Виртуальные книги (Эпштейн) - страница 2

Итак, читательская память работает с очень коротким конспектом даже внимательно прочитанной книги. Собственно, избирательное запоминание и мысленное сокращение книги — уже акты творческие.

Виртуальная книга — это сокращенная запись будущих читательских впечатлений. Она содержит в себе все минимально необходимое для представления о книге, о ее содержании, основных вопросах, позиции автора. Она включает несколько отрывков, готовых к употреблению цитат, которые можно привести как конкретный пример постановки проблемы и авторского подхода. В отличие от фактических книг, обладающих толщиной и весом, виртуальная книга состоит из одного–двух листков, создающих, однако, объемную иллюзию книги как целого. На этих листках написано именно то, чем книга остается в памяти — или создается в воображении. Этим виртуальная книга отличается от простого афоризма, отдельной «мысли» или «изречения», которые сообщают лишь то, что они сообщают. Для виртуальной книги необходимо, как минимум, заглавие, которое позволяло бы воссоздавать возможный контекст каждого отрывка, умозаключать от части к целому. Эффект книги как целого создается именно отношением заглавия к фрагментам.

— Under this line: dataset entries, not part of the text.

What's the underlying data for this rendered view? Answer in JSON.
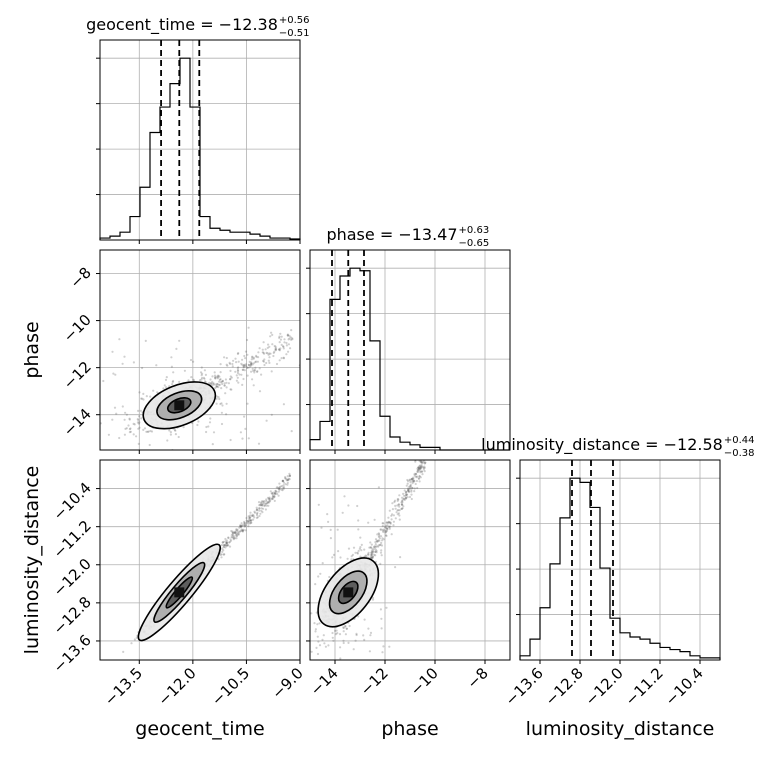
{
  "figure": {
    "type": "corner-plot",
    "parameters": [
      "geocent_time",
      "phase",
      "luminosity_distance"
    ]
  },
  "chart_data": [
    {
      "type": "histogram",
      "panel": "geocent_time-marginal",
      "title": {
        "main": "geocent_time = −12.38",
        "sup": "+0.56",
        "sub": "−0.51"
      },
      "xlim": [
        -14.6,
        -9.0
      ],
      "quantiles": [
        -12.89,
        -12.38,
        -11.82
      ],
      "bins": [
        -14.6,
        -14.32,
        -14.04,
        -13.76,
        -13.48,
        -13.2,
        -12.92,
        -12.64,
        -12.36,
        -12.08,
        -11.8,
        -11.52,
        -11.24,
        -10.96,
        -10.68,
        -10.4,
        -10.12,
        -9.84,
        -9.56,
        -9.28,
        -9.0
      ],
      "counts": [
        1,
        2,
        4,
        12,
        27,
        55,
        68,
        80,
        93,
        68,
        12,
        6,
        5,
        4,
        4,
        3,
        2,
        1,
        1,
        0.5
      ]
    },
    {
      "type": "histogram",
      "panel": "phase-marginal",
      "title": {
        "main": "phase = −13.47",
        "sup": "+0.63",
        "sub": "−0.65"
      },
      "xlim": [
        -15.0,
        -7.0
      ],
      "quantiles": [
        -14.12,
        -13.47,
        -12.84
      ],
      "bins": [
        -15.0,
        -14.6,
        -14.2,
        -13.8,
        -13.4,
        -13.0,
        -12.6,
        -12.2,
        -11.8,
        -11.4,
        -11.0,
        -10.6,
        -10.2,
        -9.8,
        -9.4,
        -9.0,
        -8.6,
        -8.2,
        -7.8,
        -7.4,
        -7.0
      ],
      "counts": [
        4,
        11,
        58,
        67,
        70,
        69,
        42,
        13,
        5,
        3,
        2,
        1,
        1,
        0,
        0,
        0,
        0,
        0,
        0,
        0
      ]
    },
    {
      "type": "histogram",
      "panel": "luminosity_distance-marginal",
      "title": {
        "main": "luminosity_distance = −12.58",
        "sup": "+0.44",
        "sub": "−0.38"
      },
      "xlim": [
        -14.0,
        -10.0
      ],
      "quantiles": [
        -12.96,
        -12.58,
        -12.14
      ],
      "bins": [
        -14.0,
        -13.8,
        -13.6,
        -13.4,
        -13.2,
        -13.0,
        -12.8,
        -12.6,
        -12.4,
        -12.2,
        -12.0,
        -11.8,
        -11.6,
        -11.4,
        -11.2,
        -11.0,
        -10.8,
        -10.6,
        -10.4,
        -10.2,
        -10.0
      ],
      "counts": [
        2,
        10,
        25,
        46,
        68,
        87,
        85,
        73,
        44,
        20,
        13,
        11,
        10,
        8,
        6,
        5,
        4,
        2,
        1,
        1
      ]
    },
    {
      "type": "scatter",
      "panel": "phase-vs-geocent_time",
      "x": "geocent_time",
      "y": "phase",
      "xlim": [
        -14.6,
        -9.0
      ],
      "ylim": [
        -15.5,
        -7.0
      ],
      "contour_center": [
        -12.38,
        -13.6
      ]
    },
    {
      "type": "scatter",
      "panel": "luminosity_distance-vs-geocent_time",
      "x": "geocent_time",
      "y": "luminosity_distance",
      "xlim": [
        -14.6,
        -9.0
      ],
      "ylim": [
        -14.0,
        -9.8
      ],
      "contour_center": [
        -12.38,
        -12.58
      ]
    },
    {
      "type": "scatter",
      "panel": "luminosity_distance-vs-phase",
      "x": "phase",
      "y": "luminosity_distance",
      "xlim": [
        -15.0,
        -7.0
      ],
      "ylim": [
        -14.0,
        -9.8
      ],
      "contour_center": [
        -13.47,
        -12.58
      ]
    }
  ],
  "axes": {
    "geocent_time": {
      "label": "geocent_time",
      "ticks": [
        -13.5,
        -12.0,
        -10.5,
        -9.0
      ],
      "tick_labels": [
        "−13.5",
        "−12.0",
        "−10.5",
        "−9.0"
      ]
    },
    "phase": {
      "label": "phase",
      "ticks": [
        -14,
        -12,
        -10,
        -8
      ],
      "tick_labels": [
        "−14",
        "−12",
        "−10",
        "−8"
      ]
    },
    "luminosity_distance": {
      "label": "luminosity_distance",
      "ticks": [
        -13.6,
        -12.8,
        -12.0,
        -11.2,
        -10.4
      ],
      "tick_labels": [
        "−13.6",
        "−12.8",
        "−12.0",
        "−11.2",
        "−10.4"
      ]
    }
  },
  "style": {
    "grid": true,
    "hist_color": "#000000",
    "points_color": "#555555",
    "contour_fill": [
      "#e8e8e8",
      "#a8a8a8",
      "#555555"
    ]
  }
}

Разумеется, виртуальные книги не могут и не притязают заменить книги субстанциальные, многостраничные. Но этот особый жанр имеет право на существование, поскольку отражает реальность нашего читательского опыта, тот способ, каким книги существуют в сознании. Виртуальная книга пишется так, как обычная книга читается или запоминается. Это мыслительная форма книги без ее текстуального наполнения; это функция книги, отделившаяся от ее бумажной массы; это знак книги без означаемого… Это весеннее предчувствие, эсхатологическое ожидание книги, которое никогда полностью не сбывается, но позволяет интеллектуально пережить и читательски освоить феномен книги именно в силу ее фактического отсутствия, как чистую возможность, не запятнанную ущербным исполнением.

Из книги «Физика влияния»

Катков, редактор «Русского вестника», был важный господин, а Достоевский, который печатал своих «Братьев Карамазовых» в этом журнале, был гораздо менее важный господин. Вот почему в письмах к Каткову он лебезит, тушуется и «покорнейше просит». Потомкам глубоко наплевать на Каткова, а перед гением Достоевского они благоговеют. Но никакое восхищение потомков не в силах отменить того факта, что г. Катков был более важный господин, чем г. Достоевский, — имел больше силы, уверенности, осанки и чувства собственного достоинства, заставлял считаться с собой как личностью, внушал почтение и даже некоторую робость. А на Достоевского достаточно было только посмотреть — и отвернуться: таким человеком смело можно было пренебрегать, и если романы его и имели влияние, то сам он, как личность, никакого влияния не имел, и это было у него на лице, в глазах, в подмышках и бог знает где еще.